The classic exception in Ireland is Hooker which uses dry yeast and has very little yeast character. This is the main reason liquid strains are used; to add complexity. Hooker is excellent, but it is an ingredients driven beer with crisp hop and decent crystal malt. English ale just wouldn't be the same without the unique action of various yeast strains. Part of the problem is that not all yeast likes being dried down, otherwise I'm sure just about every liquid strain would be available dry for the handiness.

Boak said...

I definitely think it makes a difference, although some liquid yeasts have more of a wow factor than others.

We've kept ours in the fridge for around six months and it's still been viable.
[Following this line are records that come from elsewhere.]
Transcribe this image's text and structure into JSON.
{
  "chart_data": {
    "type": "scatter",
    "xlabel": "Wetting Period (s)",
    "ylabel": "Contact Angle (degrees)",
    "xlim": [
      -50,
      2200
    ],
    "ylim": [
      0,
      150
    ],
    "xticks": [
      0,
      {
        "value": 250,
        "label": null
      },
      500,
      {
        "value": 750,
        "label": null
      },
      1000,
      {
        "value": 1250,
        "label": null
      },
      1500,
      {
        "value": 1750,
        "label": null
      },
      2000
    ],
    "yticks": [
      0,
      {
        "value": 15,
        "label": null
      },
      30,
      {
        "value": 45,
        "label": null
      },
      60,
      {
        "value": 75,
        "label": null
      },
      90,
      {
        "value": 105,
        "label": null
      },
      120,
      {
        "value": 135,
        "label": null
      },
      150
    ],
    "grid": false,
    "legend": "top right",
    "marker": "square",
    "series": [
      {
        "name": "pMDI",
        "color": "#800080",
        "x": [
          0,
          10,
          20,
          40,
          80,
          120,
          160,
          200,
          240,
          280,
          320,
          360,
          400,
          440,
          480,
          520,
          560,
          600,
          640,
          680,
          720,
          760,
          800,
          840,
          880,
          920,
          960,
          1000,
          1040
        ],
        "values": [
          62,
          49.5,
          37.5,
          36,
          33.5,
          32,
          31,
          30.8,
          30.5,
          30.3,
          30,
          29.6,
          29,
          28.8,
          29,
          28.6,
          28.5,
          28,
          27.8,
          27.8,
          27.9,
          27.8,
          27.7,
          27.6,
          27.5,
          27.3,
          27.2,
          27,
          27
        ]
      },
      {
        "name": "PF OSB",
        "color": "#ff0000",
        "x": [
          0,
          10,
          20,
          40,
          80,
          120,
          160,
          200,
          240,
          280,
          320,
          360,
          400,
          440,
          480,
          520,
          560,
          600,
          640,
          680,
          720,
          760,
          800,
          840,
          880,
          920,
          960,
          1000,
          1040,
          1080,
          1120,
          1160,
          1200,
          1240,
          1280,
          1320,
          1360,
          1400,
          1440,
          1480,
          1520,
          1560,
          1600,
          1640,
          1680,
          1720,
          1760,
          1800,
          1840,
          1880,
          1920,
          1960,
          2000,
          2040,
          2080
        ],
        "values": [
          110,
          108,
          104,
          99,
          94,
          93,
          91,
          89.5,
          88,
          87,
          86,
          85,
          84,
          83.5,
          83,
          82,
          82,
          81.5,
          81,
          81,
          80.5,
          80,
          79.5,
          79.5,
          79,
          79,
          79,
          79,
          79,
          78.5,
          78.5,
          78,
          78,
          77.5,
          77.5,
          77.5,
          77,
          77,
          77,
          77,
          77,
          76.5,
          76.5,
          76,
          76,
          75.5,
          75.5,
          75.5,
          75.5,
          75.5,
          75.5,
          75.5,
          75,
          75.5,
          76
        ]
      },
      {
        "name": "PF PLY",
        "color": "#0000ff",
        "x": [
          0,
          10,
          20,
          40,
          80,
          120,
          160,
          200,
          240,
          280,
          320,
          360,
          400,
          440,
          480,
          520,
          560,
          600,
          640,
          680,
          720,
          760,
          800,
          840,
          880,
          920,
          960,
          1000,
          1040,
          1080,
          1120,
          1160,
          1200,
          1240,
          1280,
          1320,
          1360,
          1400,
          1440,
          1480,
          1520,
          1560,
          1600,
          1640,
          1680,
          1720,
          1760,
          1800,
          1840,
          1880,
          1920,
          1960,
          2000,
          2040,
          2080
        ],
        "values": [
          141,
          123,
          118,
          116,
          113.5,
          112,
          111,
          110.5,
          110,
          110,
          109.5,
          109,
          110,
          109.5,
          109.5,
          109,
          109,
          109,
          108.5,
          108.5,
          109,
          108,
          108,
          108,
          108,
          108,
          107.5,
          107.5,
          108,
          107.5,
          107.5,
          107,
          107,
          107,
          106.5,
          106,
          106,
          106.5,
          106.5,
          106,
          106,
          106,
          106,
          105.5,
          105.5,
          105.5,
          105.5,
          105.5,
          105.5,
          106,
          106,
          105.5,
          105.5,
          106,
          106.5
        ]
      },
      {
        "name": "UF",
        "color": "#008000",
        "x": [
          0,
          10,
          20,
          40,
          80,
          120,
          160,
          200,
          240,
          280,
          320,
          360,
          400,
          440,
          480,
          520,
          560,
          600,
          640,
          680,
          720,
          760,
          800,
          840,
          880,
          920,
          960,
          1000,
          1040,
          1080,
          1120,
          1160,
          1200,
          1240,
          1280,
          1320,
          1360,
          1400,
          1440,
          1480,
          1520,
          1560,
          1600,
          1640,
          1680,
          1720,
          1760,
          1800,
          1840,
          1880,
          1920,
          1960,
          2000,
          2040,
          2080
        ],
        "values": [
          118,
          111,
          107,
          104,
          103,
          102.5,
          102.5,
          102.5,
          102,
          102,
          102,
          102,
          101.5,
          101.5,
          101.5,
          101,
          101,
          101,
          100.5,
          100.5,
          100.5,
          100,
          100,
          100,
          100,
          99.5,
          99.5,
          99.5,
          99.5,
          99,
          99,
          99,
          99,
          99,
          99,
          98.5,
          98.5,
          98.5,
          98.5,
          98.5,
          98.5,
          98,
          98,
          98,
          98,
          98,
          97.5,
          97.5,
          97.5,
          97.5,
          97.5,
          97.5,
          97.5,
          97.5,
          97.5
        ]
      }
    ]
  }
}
I'd like to get lots of yeast starters going but we've got limited space in our fridge, so we just tend to have one or two on the go at a time.

Adeptus said...

As you probably recall, n1mbus and I kept split starters (without the nice gadgets unfortunately) and trub material in bottles in my fridge for six month, and occasionally slightly longer, and they all worked out. Funnily enough, when we started brewing we only used liquid yeasts, but for the past year I'vv used nothing but dried yeast. In a way it makes sense for me, as it means that at least one ingredient is relatively constant, so I can see what effect the other ingredients have. Someday I'll do a mulligan porter with a few differet yeasts (once I settle on a Mulligan recipe that is :D)

Thom said...

I had you in mind when I was writing the post because I know you had done something similar.

The only difference appears to be that mine yeast stash stems from a starter and yours from the fermenter. I see it as an entirely viable means of stretching out a yeast pack as long as they aren't left to languish in the fridge for too long.

Adeptus said...

We did both actually, and in fact started off by making larger starters in a 5 litre demijohn and splitting that. Still counts as a fermenter I guess :D

It was only later as an experiment that we kept the crud from an ale brew and reused it a couple of months later for a porter, and it worked well. Definitely worth doing to save a few bob!